Families face expense and upset to visit relatives jailed abroad because administrative delays hinder or prevent their transfers to Irish prisons, a report declares.
Delays here and abroad in approving and processing transfers and mistrust between governments are among the causes, it says. The report was published yesterday by the Irish Commission for Prisoners Overseas, a sub-committee of the Bishops' Commission for Emigrants.
Ireland is a signatory to a Council of Europe convention which allows for the transfer of prisoners between the 44 signatory states.
There are about 1,200 people from the Republic in foreign jails, about 80 per cent of them in England, a press conference heard yesterday. There are about 150 foreign nationals in Irish jails.
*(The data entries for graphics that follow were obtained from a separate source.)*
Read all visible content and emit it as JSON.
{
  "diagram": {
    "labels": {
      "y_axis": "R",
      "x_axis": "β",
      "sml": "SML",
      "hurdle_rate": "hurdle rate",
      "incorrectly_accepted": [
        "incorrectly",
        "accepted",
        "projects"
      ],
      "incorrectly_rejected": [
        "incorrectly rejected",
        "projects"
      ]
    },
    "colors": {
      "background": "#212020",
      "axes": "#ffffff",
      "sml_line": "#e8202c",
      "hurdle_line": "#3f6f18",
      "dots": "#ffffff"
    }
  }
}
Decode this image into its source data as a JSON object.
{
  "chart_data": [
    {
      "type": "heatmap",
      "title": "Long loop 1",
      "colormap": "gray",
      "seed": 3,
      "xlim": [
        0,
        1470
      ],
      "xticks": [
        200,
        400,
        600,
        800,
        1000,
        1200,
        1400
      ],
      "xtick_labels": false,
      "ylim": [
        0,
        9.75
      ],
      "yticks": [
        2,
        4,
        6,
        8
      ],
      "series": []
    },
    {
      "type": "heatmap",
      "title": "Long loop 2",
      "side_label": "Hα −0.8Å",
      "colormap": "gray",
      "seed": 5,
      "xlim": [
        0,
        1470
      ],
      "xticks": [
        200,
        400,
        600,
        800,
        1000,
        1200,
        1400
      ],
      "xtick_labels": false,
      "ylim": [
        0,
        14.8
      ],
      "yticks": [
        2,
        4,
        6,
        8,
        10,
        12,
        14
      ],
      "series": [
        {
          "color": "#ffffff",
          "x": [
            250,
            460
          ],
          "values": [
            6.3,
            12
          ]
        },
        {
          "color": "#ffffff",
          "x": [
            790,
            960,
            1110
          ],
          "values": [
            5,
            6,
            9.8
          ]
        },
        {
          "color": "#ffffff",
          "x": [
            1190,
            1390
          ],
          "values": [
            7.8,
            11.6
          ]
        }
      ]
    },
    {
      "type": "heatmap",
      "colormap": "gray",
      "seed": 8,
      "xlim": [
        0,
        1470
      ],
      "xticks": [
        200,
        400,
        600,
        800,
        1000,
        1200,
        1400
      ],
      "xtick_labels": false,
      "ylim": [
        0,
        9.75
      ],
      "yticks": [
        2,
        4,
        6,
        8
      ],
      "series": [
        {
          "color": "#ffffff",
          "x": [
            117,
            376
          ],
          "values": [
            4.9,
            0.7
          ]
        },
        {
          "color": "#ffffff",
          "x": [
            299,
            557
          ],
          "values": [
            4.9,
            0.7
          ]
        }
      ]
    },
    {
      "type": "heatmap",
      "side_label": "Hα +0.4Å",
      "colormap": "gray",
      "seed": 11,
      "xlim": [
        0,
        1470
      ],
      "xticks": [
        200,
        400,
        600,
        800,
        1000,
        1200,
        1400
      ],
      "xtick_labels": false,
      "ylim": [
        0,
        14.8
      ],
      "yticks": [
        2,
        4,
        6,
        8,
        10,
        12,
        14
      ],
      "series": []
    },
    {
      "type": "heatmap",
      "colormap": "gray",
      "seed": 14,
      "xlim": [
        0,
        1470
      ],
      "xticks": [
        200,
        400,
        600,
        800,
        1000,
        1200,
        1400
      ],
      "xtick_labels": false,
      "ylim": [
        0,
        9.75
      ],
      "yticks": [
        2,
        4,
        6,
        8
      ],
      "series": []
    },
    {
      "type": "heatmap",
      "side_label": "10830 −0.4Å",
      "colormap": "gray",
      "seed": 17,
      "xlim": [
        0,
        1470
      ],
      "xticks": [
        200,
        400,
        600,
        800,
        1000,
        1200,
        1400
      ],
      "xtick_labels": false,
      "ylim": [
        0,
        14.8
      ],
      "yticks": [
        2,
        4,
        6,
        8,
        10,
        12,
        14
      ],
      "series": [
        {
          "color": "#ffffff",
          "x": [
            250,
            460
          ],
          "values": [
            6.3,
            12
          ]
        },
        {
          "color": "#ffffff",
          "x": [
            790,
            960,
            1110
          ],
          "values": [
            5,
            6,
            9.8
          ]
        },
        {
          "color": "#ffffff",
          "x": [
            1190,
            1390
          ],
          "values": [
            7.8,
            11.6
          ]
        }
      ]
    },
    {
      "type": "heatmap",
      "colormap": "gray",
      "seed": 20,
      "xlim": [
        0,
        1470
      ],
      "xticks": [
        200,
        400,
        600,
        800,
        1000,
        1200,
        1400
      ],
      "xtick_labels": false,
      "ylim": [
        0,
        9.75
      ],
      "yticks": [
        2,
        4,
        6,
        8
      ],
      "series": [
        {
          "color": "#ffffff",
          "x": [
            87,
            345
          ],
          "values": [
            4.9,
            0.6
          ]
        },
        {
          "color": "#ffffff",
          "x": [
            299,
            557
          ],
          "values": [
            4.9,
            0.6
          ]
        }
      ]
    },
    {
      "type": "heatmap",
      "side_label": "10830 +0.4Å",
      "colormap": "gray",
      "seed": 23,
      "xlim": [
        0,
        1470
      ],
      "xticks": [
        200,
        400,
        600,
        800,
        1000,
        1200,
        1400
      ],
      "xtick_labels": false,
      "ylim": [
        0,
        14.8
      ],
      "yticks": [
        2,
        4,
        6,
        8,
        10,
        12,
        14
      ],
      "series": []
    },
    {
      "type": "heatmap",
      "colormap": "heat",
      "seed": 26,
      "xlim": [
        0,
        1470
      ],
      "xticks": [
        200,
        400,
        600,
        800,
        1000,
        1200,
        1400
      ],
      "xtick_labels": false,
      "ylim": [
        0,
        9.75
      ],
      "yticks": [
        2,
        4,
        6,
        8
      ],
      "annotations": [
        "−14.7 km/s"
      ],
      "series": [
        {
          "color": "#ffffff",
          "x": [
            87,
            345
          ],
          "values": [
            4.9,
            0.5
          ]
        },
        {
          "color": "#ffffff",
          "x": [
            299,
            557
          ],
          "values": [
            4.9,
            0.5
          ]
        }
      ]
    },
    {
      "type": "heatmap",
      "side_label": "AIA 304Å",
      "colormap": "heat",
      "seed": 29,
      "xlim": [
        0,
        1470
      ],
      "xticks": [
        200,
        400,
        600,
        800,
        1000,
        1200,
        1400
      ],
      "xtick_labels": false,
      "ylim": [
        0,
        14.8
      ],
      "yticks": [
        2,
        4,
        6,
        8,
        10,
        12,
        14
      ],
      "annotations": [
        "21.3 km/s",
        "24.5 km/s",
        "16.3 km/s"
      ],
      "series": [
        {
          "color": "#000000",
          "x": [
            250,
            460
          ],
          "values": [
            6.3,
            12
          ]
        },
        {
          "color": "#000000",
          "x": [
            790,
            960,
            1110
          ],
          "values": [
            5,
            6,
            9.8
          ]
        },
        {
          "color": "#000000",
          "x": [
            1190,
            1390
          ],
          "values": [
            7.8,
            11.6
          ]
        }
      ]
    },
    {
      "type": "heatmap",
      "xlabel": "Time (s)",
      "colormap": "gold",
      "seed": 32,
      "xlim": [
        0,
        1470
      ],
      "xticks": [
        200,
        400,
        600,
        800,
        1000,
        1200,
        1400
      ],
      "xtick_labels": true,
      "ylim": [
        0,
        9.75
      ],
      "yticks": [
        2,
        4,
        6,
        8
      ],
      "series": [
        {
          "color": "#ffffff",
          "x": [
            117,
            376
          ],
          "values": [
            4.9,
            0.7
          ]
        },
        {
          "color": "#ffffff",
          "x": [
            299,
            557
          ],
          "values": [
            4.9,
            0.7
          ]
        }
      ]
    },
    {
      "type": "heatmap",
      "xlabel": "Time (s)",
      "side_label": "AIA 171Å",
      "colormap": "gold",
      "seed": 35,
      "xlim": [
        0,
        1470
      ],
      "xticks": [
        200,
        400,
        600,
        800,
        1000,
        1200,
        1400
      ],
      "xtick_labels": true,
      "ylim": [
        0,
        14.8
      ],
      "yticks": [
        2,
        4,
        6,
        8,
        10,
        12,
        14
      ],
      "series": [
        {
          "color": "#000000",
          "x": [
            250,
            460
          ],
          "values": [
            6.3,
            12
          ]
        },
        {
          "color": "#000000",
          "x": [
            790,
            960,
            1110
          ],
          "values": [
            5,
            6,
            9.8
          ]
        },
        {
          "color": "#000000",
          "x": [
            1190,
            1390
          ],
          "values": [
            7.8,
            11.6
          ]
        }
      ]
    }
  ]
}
Only a minority of Irish prisoners abroad wish to return to serve out their sentences here, the report says. But they quickly run up against rules which make the transfer impossible, or delays which can go on for years.
One man in prison in England applied five times since 1993 for a transfer to a jail in Northern Ireland. His family lived in the north-west of the Republic and a jail in Northern Ireland would be relatively close. Each request was turned down.
When the Republic ratified the Convention in 1995 - nine years after signing it - he applied to the Minister for Justice in Dublin for a transfer. It took nearly two years for the Minister to approve it. His papers were then with the Home Office in Britain for five months until he committed suicide in November 1997.
The report suggests particular difficulties with transferring prisoners from the United States to here. For example, one man who is a prisoner in Illinois will be entitled to 50 per cent remission if he stays there. Because Ireland has a different remission rate, he would serve an extra two years if transferred here and he is willing to do this.
But the application has been refused by the authorities in Illinois. This is because the Irish authorities cannot guarantee that he will not be eligible for temporary release at some stage.
In Ireland, the Chief State Solicitor's Office was singled out as a source of delay by Ms Nuala Kelly, co-ordinator of the Irish Commission for Prisoners Overseas. The office "could improve its efficiency in processing applications and in processing warrants", she said yesterday.
Launching the report Mr Declan Costello, a former president of the High Court, was critical of the delays. "It is all wrong in my view that these administrative delays should be such as are outlined in this report," he said.
Archbishop Michael Neary, chairman of the Bishops' Commission for Emigrants, said families were being unjustly penalised. "Lack of liberty is the price the prisoner pays for his crimes. Families should not be made to suffer for this," he said.
Mr Tom Enright TD said he would raise the issue with the legal rights committee of the Council of Europe.